I end on a separate point. What I have said so far relates directly to higher education and to the responsibilities of BIS. I turn to a proposal that falls within the interests of DfID and the Foreign Office; I am not speaking here for the Higher Education Commission or any other body. I have referred to overseas students studying in the UK as a—indeed, the—major source of soft power. I suggest that we devote more of our overseas aid budget to providing bursaries for overseas students to study in the United Kingdom. This benefits the nations from which they are drawn: they acquire a greater body of university-educated students, better able to assist the country in economic and political development. It assists the United Kingdom in terms of bringing more overseas students to British universities, something likely to be more important over time as the number of overseas students declines, and it ensures that aid is used effectively and as intended, and is not siphoned off for the benefit of the regime or particular leaders. It creates, in effect, a virtuous circle. I know more money has been channelled to scholarships, and I very much welcome that, but I would make the case for extending it on a major scale.

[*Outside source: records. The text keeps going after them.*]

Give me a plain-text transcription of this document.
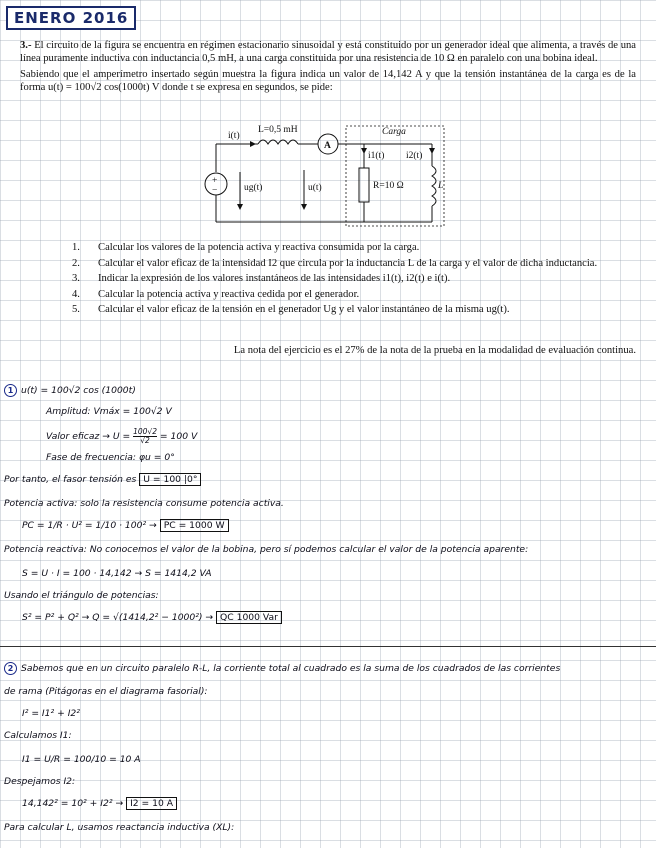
ENERO 2016

3.- El circuito de la figura se encuentra en régimen estacionario sinusoidal y está constituido por un generador ideal que alimenta, a través de una línea puramente inductiva con inductancia 0,5 mH, a una carga constituida por una resistencia de 10 Ω en paralelo con una bobina ideal.

Sabiendo que el amperímetro insertado según muestra la figura indica un valor de 14,142 A y que la tensión instantánea de la carga es de la forma u(t) = 100√2 cos(1000t) V donde t se expresa en segundos, se pide:

i(t)
L=0,5 mH
A
Carga
ug(t)	u(t)
i1(t) i2(t)
R=10 Ω	L
+
−
1. Calcular los valores de la potencia activa y reactiva consumida por la carga.
2. Calcular el valor eficaz de la intensidad I2 que circula por la inductancia L de la carga y el valor de dicha inductancia.
3. Indicar la expresión de los valores instantáneos de las intensidades i1(t), i2(t) e i(t).
4. Calcular la potencia activa y reactiva cedida por el generador.
5. Calcular el valor eficaz de la tensión en el generador Ug y el valor instantáneo de la misma ug(t).
La nota del ejercicio es el 27% de la nota de la prueba en la modalidad de evaluación continua.
1 u(t) = 100√2 cos (1000t)
Amplitud: Vmáx = 100√2 V
Valor eficaz → $U = \frac{100√2}{√2} = 100$ V
Fase de frecuencia: φu = 0°
Por tanto, el fasor tensión es U = 100 |0°
Potencia activa: solo la resistencia consume potencia activa.
PC = 1/R · U² = 1/10 · 100² → PC = 1000 W
Potencia reactiva: No conocemos el valor de la bobina, pero sí podemos calcular el valor de la potencia aparente:
S = U · I = 100 · 14,142 → S = 1414,2 VA
Usando el triángulo de potencias:
S² = P² + Q² → Q = √(1414,2² − 1000²) → QC 1000 Var
2 Sabemos que en un circuito paralelo R-L, la corriente total al cuadrado es la suma de los cuadrados de las corrientes
de rama (Pitágoras en el diagrama fasorial):
I² = I1² + I2²
Calculamos I1:
I1 = U/R = 100/10 = 10 A
Despejamos I2:
14,142² = 10² + I2² → I2 = 10 A
Para calcular L, usamos reactancia inductiva (XL):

We have an HE sector that has a world reputation, that continues to perform not only effectively but efficiently, outstripping virtually all of our competitors, and which has the potential to remain a world leader. The sector faces major and disparate developments. If we are to maintain our record and, indeed, improve upon it, we need better, risk-based regulation, not only to protect students, but also to encourage universities to innovate. The sooner we have a higher education Bill, the better.